Despite the hushed manner in which Richard had spoken, the table was suddenly quiet.

‘What are you talking about?’ David asked him, his eyes flicking away to the others in embarrassment.

‘He’s talking about waiting for his religious moment … that it never comes,’ Coetzee said, already tipsy. ‘Like waiting for an orgasm, you know, but never reaching it. Very frustrating, I’m sure,’ he added, leering slightly.

‘Well, we can’t all be satisfied all the time,’ Amanda said jokingly, touching Kristi on the arm. Charmaine laughed – a little too raucously, Richard thought. Despite the jocular retort, Amanda was bristling, staring at him. His question had been inappropriately serious and had threatened the predetermined flow of the evening.

‘Ouch,’ said David, nudging him in jest.

‘Sorry,’ said Richard, feeling the heat rising up his back and prickling his scalp. ‘Just something that occurred to me.

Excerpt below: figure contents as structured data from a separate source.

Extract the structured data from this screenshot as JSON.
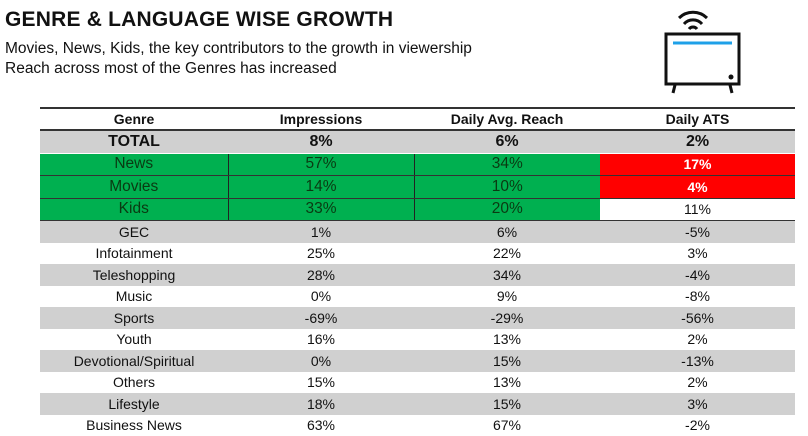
{
  "title": "GENRE & LANGUAGE WISE GROWTH",
  "subtitle1": "Movies, News, Kids, the key contributors to the growth in viewership",
  "subtitle2": "Reach across most of the Genres has increased",
  "icon": "tv-wifi-icon",
  "colors": {
    "green": "#00b050",
    "red": "#ff0000",
    "gray": "#d0d0d0"
  },
  "headers": [
    "Genre",
    "Impressions",
    "Daily Avg. Reach",
    "Daily ATS"
  ],
  "total": [
    "TOTAL",
    "8%",
    "6%",
    "2%"
  ],
  "highlight": [
    [
      "News",
      "57%",
      "34%",
      "17%"
    ],
    [
      "Movies",
      "14%",
      "10%",
      "4%"
    ],
    [
      "Kids",
      "33%",
      "20%",
      "11%"
    ]
  ],
  "rows": [
    [
      "GEC",
      "1%",
      "6%",
      "-5%"
    ],
    [
      "Infotainment",
      "25%",
      "22%",
      "3%"
    ],
    [
      "Teleshopping",
      "28%",
      "34%",
      "-4%"
    ],
    [
      "Music",
      "0%",
      "9%",
      "-8%"
    ],
    [
      "Sports",
      "-69%",
      "-29%",
      "-56%"
    ],
    [
      "Youth",
      "16%",
      "13%",
      "2%"
    ],
    [
      "Devotional/Spiritual",
      "0%",
      "15%",
      "-13%"
    ],
    [
      "Others",
      "15%",
      "13%",
      "2%"
    ],
    [
      "Lifestyle",
      "18%",
      "15%",
      "3%"
    ],
    [
      "Business News",
      "63%",
      "67%",
      "-2%"
    ]
  ]
}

Wait till I’ve had some more wine, then you’ll really hear the difficult ones,’ he added, trying to sound light. Only Cynthia looked at him with compassion, staring at him for a while before returning to her soup. In desperation Richard turned back to Coetzee: ‘So, do you do any business in Africa?’

‘Africa?!’ Coetzee put down his spoon and wiped his mouth with his napkin, as if he were about to start an important speech. ‘You know, in the East, these little guys understand the meaning of work, you know what I’m saying?’ He raised his voice to engage the rest of the table. ‘Those little buggers don’t stop, my man. They just move it, all the time. And take a guy out of the East and put him anywhere in the world, he still works like a dynamo – just turn the switch and away you go. It’s amazing, but it’s just part of their culture. But Africa … listen, you have to be careful how you put things these days, but let’s just say that one doesn’t necessarily find the same
work ethic
, if you know what I’m saying.’ Coetzee picked up his spoon again before adding as an afterthought: ‘I mean, nice people and all that, don’t get me wrong, but my experience is that you can’t move them around. You take him out of his environment and he just can’t perform.’

Coetzee looked about the table, trying to measure the political undertow of his audience. Cynthia opened her mouth to say something, but then dropped her eyes and decided to take a sip of sparkling water instead. Rale Garver was nodding in agreement and Kristi was still giggling. Encouraged, Coetzee continued: ‘You know, when I was in Australia, I was invited by the Chamber of Commerce in Melbourne to see how the business operations were conducted there, you know, give them some advice from my side and all that. They put me up in this amazing hotel, five stars, Jacuzzi in every room, beautiful food … but, anyway, there I saw the immigrant population from Vietnam and Thailand. They are the backbone of the economy; they have positioned themselves right there in the middle of small business. Worked, like, day and night. Outworked those lazy Aussies by far.’ He had the attention of the full table now and paused to take a long, smacking drink of wine. Richard clenched his teeth with irritation.

‘But then, I was invited to a business conference in Paris – I stayed just a few hundred metres from the Eiffel Tower. Oh, you must see that tower when it is all lit up at night and the French are out on the streets and the music is playing … ladies, it’ll make you fall in love all over again. Anyway, there you have a massive Nigerian and West African population, just like we have here. And … look I’m not making this up, hey, this comes from the French themselves, they told me this, okay? The African immigrant community just doesn’t contribute a thing to the city. You see them hanging around on street corners, standing around smoking weed, playing dice on the pavements. They’re just looking for the easy options, you know, sell some drugs here, sell their lady there.’ Coetzee couldn’t tell whether Amanda’s disapproving face was directed at him or his story, so he covered himself again: ‘This is from them, the French. They tell me this. So I mean, I accept what they tell me.’